Марк машинально потянулся к фасинуму, но талисмана на груди не было. Отныне он принадлежал Луцию. Марк шепотом обратился к взирающему на него сверху Божественному Юноше:
– Мне повезло, что я дожил до таких лет и при таком императоре.
– Что такое? – пробормотал Адриан и открыл глаза. – Ты еще здесь, Пигмалион?
– Здесь, Цезарь.
– Чуть не забыл сказать. Я произвел тебя в сенаторы.
– Меня, Цезарь?
– Почему бы и нет?
– В сенате найдутся такие, кто скажет, что простому скульптору не место среди них.
– Кому какое дело, что думают эти бесполезные существа?

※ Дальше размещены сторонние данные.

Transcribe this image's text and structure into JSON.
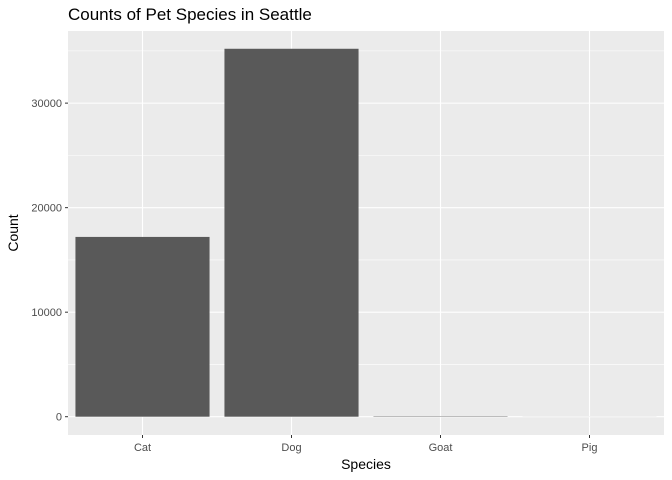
{
  "chart_data": {
    "type": "bar",
    "title": "Counts of Pet Species in Seattle",
    "xlabel": "Species",
    "ylabel": "Count",
    "categories": [
      "Cat",
      "Dog",
      "Goat",
      "Pig"
    ],
    "values": [
      17200,
      35200,
      38,
      6
    ],
    "ylim": [
      -1750,
      36900
    ],
    "yticks": [
      0,
      10000,
      20000,
      30000
    ],
    "ytick_labels": [
      "0",
      "10000",
      "20000",
      "30000"
    ],
    "grid": true,
    "colors": {
      "bar": "#595959",
      "panel": "#ebebeb",
      "grid": "#ffffff"
    }
  }
}
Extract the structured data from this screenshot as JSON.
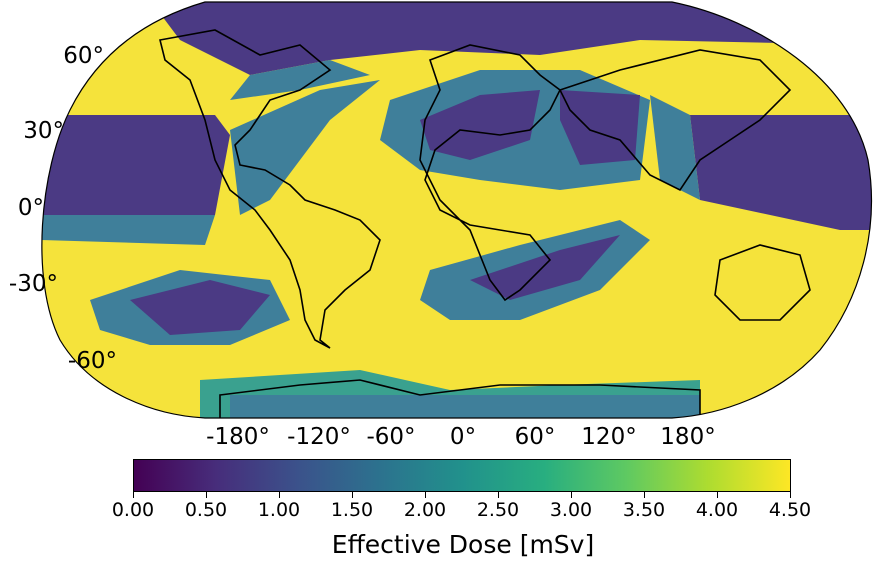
{
  "figure": {
    "projection": "Robinson (world)",
    "lat_labels": [
      "60°",
      "30°",
      "0°",
      "-30°",
      "-60°"
    ],
    "lon_labels": [
      "-180°",
      "-120°",
      "-60°",
      "0°",
      "60°",
      "120°",
      "180°"
    ],
    "colorbar": {
      "title": "Effective Dose [mSv]",
      "ticks": [
        "0.00",
        "0.50",
        "1.00",
        "1.50",
        "2.00",
        "2.50",
        "3.00",
        "3.50",
        "4.00",
        "4.50"
      ],
      "range": [
        0.0,
        4.5
      ],
      "colormap": "viridis",
      "colors": [
        "#440154",
        "#472d7b",
        "#3b528b",
        "#2c728e",
        "#21918c",
        "#28ae80",
        "#5ec962",
        "#addc30",
        "#fde725"
      ]
    },
    "map_colors": {
      "high": "#f5e33b",
      "mid": "#3f7f9a",
      "midlight": "#3aa18f",
      "low": "#4b3a84",
      "coast": "#000000"
    }
  }
}
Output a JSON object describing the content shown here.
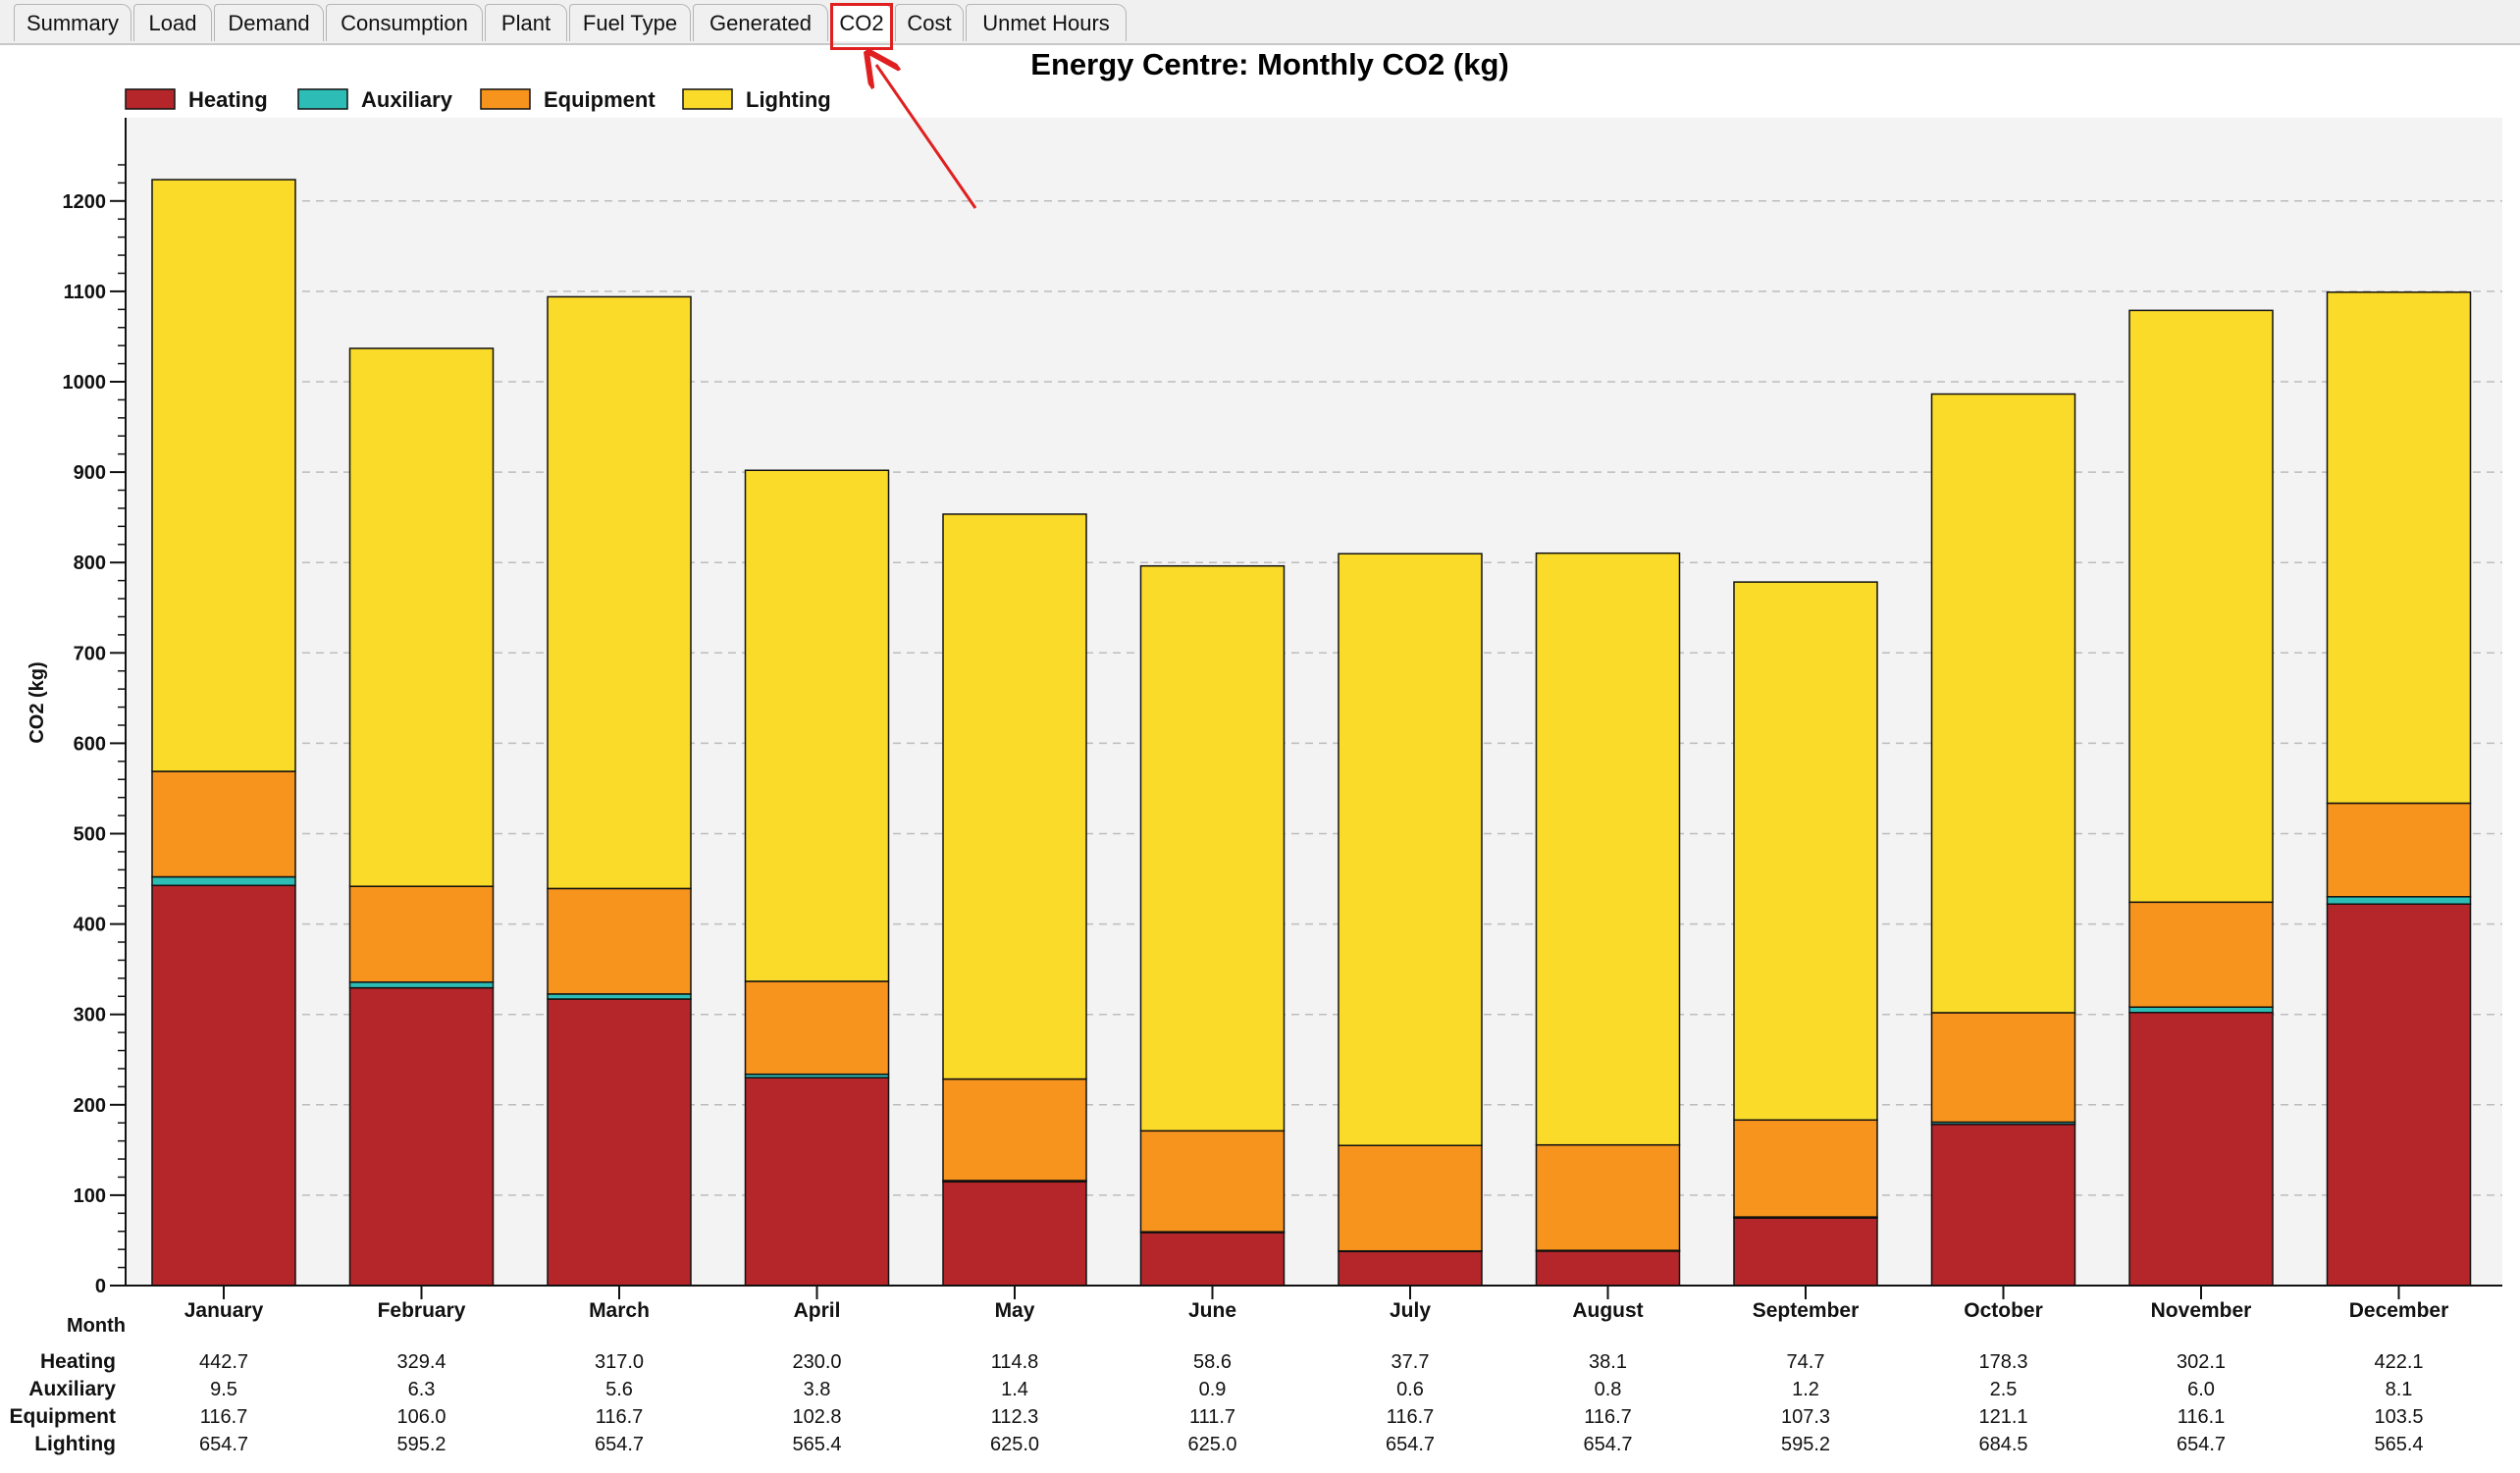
{
  "tabs": [
    {
      "label": "Summary",
      "active": false
    },
    {
      "label": "Load",
      "active": false
    },
    {
      "label": "Demand",
      "active": false
    },
    {
      "label": "Consumption",
      "active": false
    },
    {
      "label": "Plant",
      "active": false
    },
    {
      "label": "Fuel Type",
      "active": false
    },
    {
      "label": "Generated",
      "active": false
    },
    {
      "label": "CO2",
      "active": true
    },
    {
      "label": "Cost",
      "active": false
    },
    {
      "label": "Unmet Hours",
      "active": false
    }
  ],
  "chart_data": {
    "type": "bar",
    "stacked": true,
    "title": "Energy Centre: Monthly CO2 (kg)",
    "xlabel": "Month",
    "ylabel": "CO2 (kg)",
    "ylim": [
      0,
      1250
    ],
    "yticks": [
      0,
      100,
      200,
      300,
      400,
      500,
      600,
      700,
      800,
      900,
      1000,
      1100,
      1200
    ],
    "grid": true,
    "legend_position": "top-left",
    "categories": [
      "January",
      "February",
      "March",
      "April",
      "May",
      "June",
      "July",
      "August",
      "September",
      "October",
      "November",
      "December"
    ],
    "series": [
      {
        "name": "Heating",
        "color": "#b5262a",
        "values": [
          442.7,
          329.4,
          317.0,
          230.0,
          114.8,
          58.6,
          37.7,
          38.1,
          74.7,
          178.3,
          302.1,
          422.1
        ]
      },
      {
        "name": "Auxiliary",
        "color": "#2dbdb6",
        "values": [
          9.5,
          6.3,
          5.6,
          3.8,
          1.4,
          0.9,
          0.6,
          0.8,
          1.2,
          2.5,
          6.0,
          8.1
        ]
      },
      {
        "name": "Equipment",
        "color": "#f7941d",
        "values": [
          116.7,
          106.0,
          116.7,
          102.8,
          112.3,
          111.7,
          116.7,
          116.7,
          107.3,
          121.1,
          116.1,
          103.5
        ]
      },
      {
        "name": "Lighting",
        "color": "#fbdb2a",
        "values": [
          654.7,
          595.2,
          654.7,
          565.4,
          625.0,
          625.0,
          654.7,
          654.7,
          595.2,
          684.5,
          654.7,
          565.4
        ]
      }
    ],
    "table": {
      "rows": [
        {
          "label": "Heating",
          "values": [
            "442.7",
            "329.4",
            "317.0",
            "230.0",
            "114.8",
            "58.6",
            "37.7",
            "38.1",
            "74.7",
            "178.3",
            "302.1",
            "422.1"
          ]
        },
        {
          "label": "Auxiliary",
          "values": [
            "9.5",
            "6.3",
            "5.6",
            "3.8",
            "1.4",
            "0.9",
            "0.6",
            "0.8",
            "1.2",
            "2.5",
            "6.0",
            "8.1"
          ]
        },
        {
          "label": "Equipment",
          "values": [
            "116.7",
            "106.0",
            "116.7",
            "102.8",
            "112.3",
            "111.7",
            "116.7",
            "116.7",
            "107.3",
            "121.1",
            "116.1",
            "103.5"
          ]
        },
        {
          "label": "Lighting",
          "values": [
            "654.7",
            "595.2",
            "654.7",
            "565.4",
            "625.0",
            "625.0",
            "654.7",
            "654.7",
            "595.2",
            "684.5",
            "654.7",
            "565.4"
          ]
        }
      ]
    }
  }
}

Я говорю, что ты сенатор, и делу конец. Ты служил мне столь же верно, как любой военачальник или магистрат, а то и лучше многих. И не забывай, что твоего деда назначил в сенат Божественный Клавдий и что твой дед был сенатором, а прапрадед являлся одним из трех наследников Юлия Цезаря. Поэтому отныне ты сенатор Пинарий, кроме тех случаев, когда я забудусь и назову тебя сенатором Пигмалионом.
– Благодарю тебя, Цезарь, – улыбнулся Марк.
– Я также назначил тебя жрецом Антиноя.
– Меня – жрецом?
– Богослужение у тебя в крови, потомок древнего рода авгуров. По сути, ты уже жрец Антиноя, а потому, помимо обязанностей, имеешь право порадоваться и титулу, и жало ванью.
– О каких обязанностях ты говоришь?
– Делать статуи Антиноя и тем проповедовать поклонение ему.
– Я приложу все усилия, Цезарь.
Адриан закрыл глаза. Его дыхание замедлилось. Марк решил, что он спит, но император вдруг начал говорить, очень тихо. Он читал стихи – возможно, собственного сочинения, поскольку Марк их прежде не слышал.
Милый дух, что облекала плоть,
Скоро ты отлетаешь прочь.
Куда подашься? В место какое
Темное, мрачное и сырое,
С весельем и смехом простившись навек?
Адриан вздохнул и погрузился в сон. Марк бесшумно вышел.
* * *
На следующий день император со свитой отбыл в Байи. Через десять дней в Рим пришла весть, что Адриан умер.
Антонин, руководивший государством в отсутствие Цезаря, немедленно отправился в Байи присмотреть за останками и доставить их в Рим. Молодому Марку Аврелию выпало возглавить подготовку к похоронным обрядам, включая гладиаторские бои в честь усопшего.
По возвращении Антонина в Рим сенат единогласно признал его императором.
– Да будет он удачливее Августа! – кричали собравшиеся. – Да будет даже лучше Траяна!
Последние месяцы правления Адриана оставили горький осадок в душах многих сенаторов. Был порыв отменить ряд его указов, включая назначение фаворитов в сенат и на другие высокие должности. Однако Антонин заявил, что подобное аннулирование оскорбит память его приемного отца, и отказал. Несмотря на широкое несогласие, он настоял, чтобы сенат обожествил Адриана. Таким образом, Марк Пинарий остался сенатором и жрецом Антиноя, а покойный император стал Божественным Адрианом.